Many supermarkets now have a 'free-from' section with products for wheat-free dieters. Just like ordinary food, a percentage of it may be classed as junk food. Don't be too optimistic of their suitability. Homemade can be better and much cheaper.CHAPTER 2
Nutrition for a Wheat-Free Diet
Removing all forms of wheat from your diet can be a traumatic affair if care is not taken to re-balance your food intake. It is quite common to experience a drastic loss of weight at first, simply because it means cutting out so many of the popular and convenience foods we enjoy. To remove all these at a stroke is nothing short of a disaster to a person dependent on them. So, having established that the situation is not to be taken lightly, your first step must be to reorganise your shopping, cooking and kitchen skills.

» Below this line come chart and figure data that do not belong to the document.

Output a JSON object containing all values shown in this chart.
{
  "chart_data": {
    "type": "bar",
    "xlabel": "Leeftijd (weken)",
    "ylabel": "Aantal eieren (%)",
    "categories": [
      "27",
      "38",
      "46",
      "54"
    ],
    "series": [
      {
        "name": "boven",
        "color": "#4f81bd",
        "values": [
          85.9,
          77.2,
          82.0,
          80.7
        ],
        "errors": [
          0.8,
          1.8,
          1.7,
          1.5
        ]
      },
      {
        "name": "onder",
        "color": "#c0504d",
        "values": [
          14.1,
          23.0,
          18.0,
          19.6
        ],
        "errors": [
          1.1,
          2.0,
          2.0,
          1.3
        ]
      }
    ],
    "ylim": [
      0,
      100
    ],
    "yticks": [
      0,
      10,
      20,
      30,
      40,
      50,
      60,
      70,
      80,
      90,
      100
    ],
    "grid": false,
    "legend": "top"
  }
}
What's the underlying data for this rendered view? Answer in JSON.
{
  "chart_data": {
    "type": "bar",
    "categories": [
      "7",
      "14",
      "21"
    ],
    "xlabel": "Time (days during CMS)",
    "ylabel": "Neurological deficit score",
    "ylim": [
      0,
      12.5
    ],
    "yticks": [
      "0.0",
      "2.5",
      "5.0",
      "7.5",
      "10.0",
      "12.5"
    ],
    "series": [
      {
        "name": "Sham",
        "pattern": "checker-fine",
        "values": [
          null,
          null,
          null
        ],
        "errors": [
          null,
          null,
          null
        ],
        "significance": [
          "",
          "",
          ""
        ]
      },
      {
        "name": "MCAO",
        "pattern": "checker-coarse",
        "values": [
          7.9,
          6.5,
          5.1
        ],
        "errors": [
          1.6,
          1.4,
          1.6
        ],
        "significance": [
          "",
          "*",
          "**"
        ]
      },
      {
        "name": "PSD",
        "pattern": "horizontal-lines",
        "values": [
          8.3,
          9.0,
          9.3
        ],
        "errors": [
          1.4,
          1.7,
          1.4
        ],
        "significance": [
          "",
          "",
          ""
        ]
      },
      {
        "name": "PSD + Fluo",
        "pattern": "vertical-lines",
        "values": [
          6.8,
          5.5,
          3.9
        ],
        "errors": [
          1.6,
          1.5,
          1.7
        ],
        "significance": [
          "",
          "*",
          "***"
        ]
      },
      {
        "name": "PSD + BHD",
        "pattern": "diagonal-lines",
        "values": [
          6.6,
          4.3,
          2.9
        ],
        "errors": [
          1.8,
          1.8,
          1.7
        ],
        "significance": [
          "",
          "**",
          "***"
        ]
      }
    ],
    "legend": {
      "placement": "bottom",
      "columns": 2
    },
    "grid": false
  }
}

Your greatest difficulty may be the gap left by wheat bread. Unfortunately, you may find yourself craving for the very food that has been causing problems. With some people, eating bread and wheat-based foods becomes a kind of addiction and avoiding them can lead to withdrawal symptoms.
As it will be difficult, expensive or even impossible to buy 100 per cent wheat-free bread, one of your priorities is to find a good substitute. Rye and barley flour are both nutritious but do not contain the same quality or amount of gluten to bind them that we find in wheat. Both are best blended with other flours to improve taste and baking performance. Egg white can be added to give extra elasticity to the dough, but a mixture of rye, barley and other flours will make an acceptable bread to replace the heavier kind of coarse, wholewheat bread. If you are used to the light, white type of bread and crave for it, a blended flour with less rye is perhaps more suitable, or a special flour blended for a wheat-free diet.
Before going further, we need to have a look at the basics of good nutrition. A healthy body needs protein, fat, carbohydrate, fibre, water and essential vitamins, minerals and trace elements (micronutrients). All these come in foods, generally in a mixture rather than singly. The body has to digest food and use it for energy, movement, work, growth, repair and (sometimes) reproduction. Most of what we eat is broken down chemically by the digestive system and passed into the bloodstream to be carried to where it is needed in the body. Waste is passed out and so are waste liquids.
In the western world we enjoy a mixed diet made up of a wide variety of foods. This is to our advantage as we have the opportunity of taking in everything we need for our bodies to function and keep healthy.